Cela fait déjà longtemps que la Seven est produite à Dartford, à l’est de Londres, où environ 650 unités sortent de l’usine chaque année. Depuis 2021, la marque appartient à VT Holdings, l’importateur de Caterham au Japon, en l’occurrence le plus important au monde. Depuis des décennies, les Japonais sont – en dehors du Royaume-Uni – les plus grands amateurs de cette voiture de sport anglaise ultralégère. Cela dit, la Suisse n’est pas en reste. Avec près de 600 unités importées depuis 1975 par Fredy Kumschick, à Schötz (LU), notre pays est l’un des principaux marchés d’Europe. 

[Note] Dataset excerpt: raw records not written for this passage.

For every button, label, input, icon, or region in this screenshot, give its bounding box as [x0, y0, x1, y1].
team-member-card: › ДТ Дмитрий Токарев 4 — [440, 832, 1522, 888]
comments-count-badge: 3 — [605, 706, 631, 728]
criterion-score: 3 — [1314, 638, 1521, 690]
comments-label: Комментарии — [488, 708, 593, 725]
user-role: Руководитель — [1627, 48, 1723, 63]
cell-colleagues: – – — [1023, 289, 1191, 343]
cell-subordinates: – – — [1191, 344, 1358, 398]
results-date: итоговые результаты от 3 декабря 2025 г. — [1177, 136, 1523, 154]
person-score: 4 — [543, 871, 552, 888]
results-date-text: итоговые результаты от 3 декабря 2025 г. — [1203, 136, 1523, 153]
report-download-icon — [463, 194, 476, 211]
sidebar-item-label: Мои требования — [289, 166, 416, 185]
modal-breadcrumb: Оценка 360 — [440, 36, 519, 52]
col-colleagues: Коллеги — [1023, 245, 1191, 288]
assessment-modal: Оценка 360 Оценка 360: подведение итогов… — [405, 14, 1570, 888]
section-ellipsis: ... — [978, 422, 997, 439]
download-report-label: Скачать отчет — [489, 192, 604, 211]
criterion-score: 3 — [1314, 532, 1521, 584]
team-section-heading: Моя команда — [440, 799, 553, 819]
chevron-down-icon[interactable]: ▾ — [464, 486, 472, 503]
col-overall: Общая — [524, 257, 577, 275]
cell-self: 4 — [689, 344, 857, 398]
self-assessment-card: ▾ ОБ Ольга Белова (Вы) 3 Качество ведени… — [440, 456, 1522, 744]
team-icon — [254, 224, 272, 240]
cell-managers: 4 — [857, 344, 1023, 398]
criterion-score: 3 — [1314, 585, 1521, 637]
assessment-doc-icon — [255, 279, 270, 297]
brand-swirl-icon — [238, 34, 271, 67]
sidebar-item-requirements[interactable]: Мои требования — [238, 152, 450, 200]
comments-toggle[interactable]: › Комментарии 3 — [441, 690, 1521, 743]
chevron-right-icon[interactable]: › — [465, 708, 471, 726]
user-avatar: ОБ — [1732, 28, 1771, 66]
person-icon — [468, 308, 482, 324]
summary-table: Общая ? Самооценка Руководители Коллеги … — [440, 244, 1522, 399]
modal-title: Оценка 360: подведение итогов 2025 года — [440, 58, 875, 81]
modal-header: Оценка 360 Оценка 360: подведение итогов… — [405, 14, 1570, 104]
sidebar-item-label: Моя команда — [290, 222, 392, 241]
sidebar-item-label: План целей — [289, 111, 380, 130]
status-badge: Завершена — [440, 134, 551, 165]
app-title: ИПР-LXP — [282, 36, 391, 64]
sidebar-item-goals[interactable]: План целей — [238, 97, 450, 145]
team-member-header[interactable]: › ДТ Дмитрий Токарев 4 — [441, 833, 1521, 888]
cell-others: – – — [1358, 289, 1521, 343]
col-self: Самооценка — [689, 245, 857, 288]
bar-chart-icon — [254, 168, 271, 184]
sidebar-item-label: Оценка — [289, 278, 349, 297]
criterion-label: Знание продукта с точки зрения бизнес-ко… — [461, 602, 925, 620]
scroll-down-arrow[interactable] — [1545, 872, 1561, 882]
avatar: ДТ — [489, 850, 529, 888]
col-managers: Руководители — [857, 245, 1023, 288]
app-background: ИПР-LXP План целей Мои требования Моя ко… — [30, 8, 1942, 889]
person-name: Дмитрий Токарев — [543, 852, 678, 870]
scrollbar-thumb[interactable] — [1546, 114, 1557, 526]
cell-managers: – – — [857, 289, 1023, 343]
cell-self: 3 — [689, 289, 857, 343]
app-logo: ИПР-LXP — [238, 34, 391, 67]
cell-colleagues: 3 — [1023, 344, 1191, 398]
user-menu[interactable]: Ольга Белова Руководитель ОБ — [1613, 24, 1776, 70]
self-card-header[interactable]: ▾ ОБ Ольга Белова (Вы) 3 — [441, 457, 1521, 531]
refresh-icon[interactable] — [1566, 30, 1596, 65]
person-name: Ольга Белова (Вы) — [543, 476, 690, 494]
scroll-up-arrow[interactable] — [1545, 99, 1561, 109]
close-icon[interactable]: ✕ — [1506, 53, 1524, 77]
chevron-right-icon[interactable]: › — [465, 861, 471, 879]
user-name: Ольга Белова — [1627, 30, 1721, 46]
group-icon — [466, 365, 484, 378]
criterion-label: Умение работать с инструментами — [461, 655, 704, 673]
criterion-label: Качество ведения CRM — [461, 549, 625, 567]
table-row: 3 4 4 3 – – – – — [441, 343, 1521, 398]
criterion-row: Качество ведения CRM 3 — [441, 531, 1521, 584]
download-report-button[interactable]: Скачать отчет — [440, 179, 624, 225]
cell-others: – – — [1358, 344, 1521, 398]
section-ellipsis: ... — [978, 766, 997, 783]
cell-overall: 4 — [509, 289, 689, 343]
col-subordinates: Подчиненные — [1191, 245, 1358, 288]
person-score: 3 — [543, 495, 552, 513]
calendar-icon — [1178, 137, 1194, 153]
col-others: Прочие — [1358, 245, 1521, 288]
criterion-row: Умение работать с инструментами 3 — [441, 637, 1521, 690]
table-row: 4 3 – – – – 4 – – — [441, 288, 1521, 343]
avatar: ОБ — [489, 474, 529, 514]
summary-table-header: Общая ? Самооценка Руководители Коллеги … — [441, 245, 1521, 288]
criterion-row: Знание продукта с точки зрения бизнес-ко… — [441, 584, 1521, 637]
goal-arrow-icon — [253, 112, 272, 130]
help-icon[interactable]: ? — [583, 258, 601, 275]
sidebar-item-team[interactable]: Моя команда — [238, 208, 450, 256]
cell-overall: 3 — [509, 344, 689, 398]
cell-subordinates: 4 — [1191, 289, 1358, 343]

Thème récurrent depuis la naissance de la Seven, en 1957, l’attention des ingénieurs se porte sur le savant mélange de composants issus de la grande série et de sensations de conduite uniques qui fait de la Seven une auto incomparable. Bien que les ingrédients soient sans cesse renouvelés, la recette de cette sportive n’a subi aucune modification conceptuelle depuis 65 ans. En Suisse, la version homologuée la plus puissante de la Caterham Seven est la 485, dont le moteur 2 litres Ford Duratec délivre 240 ch. Elle existe en plusieurs déclinaisons: la S3 avec les anciennes cotes du châssis de la Lotus Seven, la SV qui est un peu plus grande et la CSR, aussi grande que la SV, mais qui dispose d’une suspension arrière à roues indépendantes en lieu et place d’un pont arrière De Dion et d’une suspension avant à double triangulation. Cette configuration est apparue pour la première fois sur une Caterham en 1985. Puristes, elles le sont toutes, mais la SV – que nous avons essayée – représente le meilleur compromis entre le poids, l’espace à bord et le prix. 

Des sensations pures

La Seven est restée ce qu’elle a toujours été, une machine à rouler ultime. Elle ne sert pas à grand-chose sinon, même si l’auteur de ces lignes a déjà utilisé sa Seven pour aller travailler ou faire ses courses, faute d’autre moyen de locomotion. De tels trajets n’ont toutefois rien de vraiment plaisant. Non, ce qui est amusant, à son volant, c’est de donner des éperons sur une route sinueuse. Elle vous fait tout ressentir, la route, le vent et les odeurs. Il arrive même que des projections de bouses de vaches atterrissent dans le cockpit si vous n’avez pas réussi à éviter les traces des ruminants, notamment en période de montée à l’alpage. Si vous aimez la conduite à ciel ouvert, la Seven vous expose à tous les éléments, comme aucun autre véhicule. Elle se présente comme le lien le plus direct entre l’environnement et vos mains, votre postérieur, votre gros orteil et votre cerveau. La Seven est toujours prête à accélérer, à changer de direction ou même à freiner, sans filtre et de manière directe. C’est ce qui fait d’elle une compagne au caractère bien trempé, une forte tête parmi les automobiles. Le plus étonnant, c’est qu’elle est restée facile à conduire. Cela dit, après une ou deux heures de route, le pilote commence à être épuisé. Il pourrait alors être tenté de s’allonger, comme l’y invitent les sièges étroits. Mauvaise idée, car la voiture l’incite à participer activement. Rien à voir avec le comportement dansant d’une vieille 911, avec laquelle il faut se battre pour rouler en ligne droite à 120 km/h. Non, la Seven se conduit, au besoin, comme sur des rails. Si la route est sèche, il n’y a jamais de raison de s’inquiéter. La situation est un peu différente sur le mouillé, mais ce n’est pas le sujet ici. Les systèmes d’assistance sont la dernière chose que l’on souhaiterait avoir dans la Seven. Quand vous faites l’amour, vous ne voulez pas d’un intervenant qui vous gâche le plaisir. Sans aucun doute, la Seven est addictive. Quand elle vous tient, elle ne vous lâche plus. Si vous aimez conduire, vous adorerez la Seven. Et elle vous le rendra bien. Une nouvelle version arrivera en Suisse cet été avec une cylindrée réduite, mais aussi un prix plus avantageux. La question principale reste toujours de savoir si la voiture ne va pas s’alourdir. Sur ce point, tous les feux semblent être au vert. Le nouveau modèle restera sous la barre des 600 kg. Et c’est ce qui fait que la Seven n’a pas d’équivalent.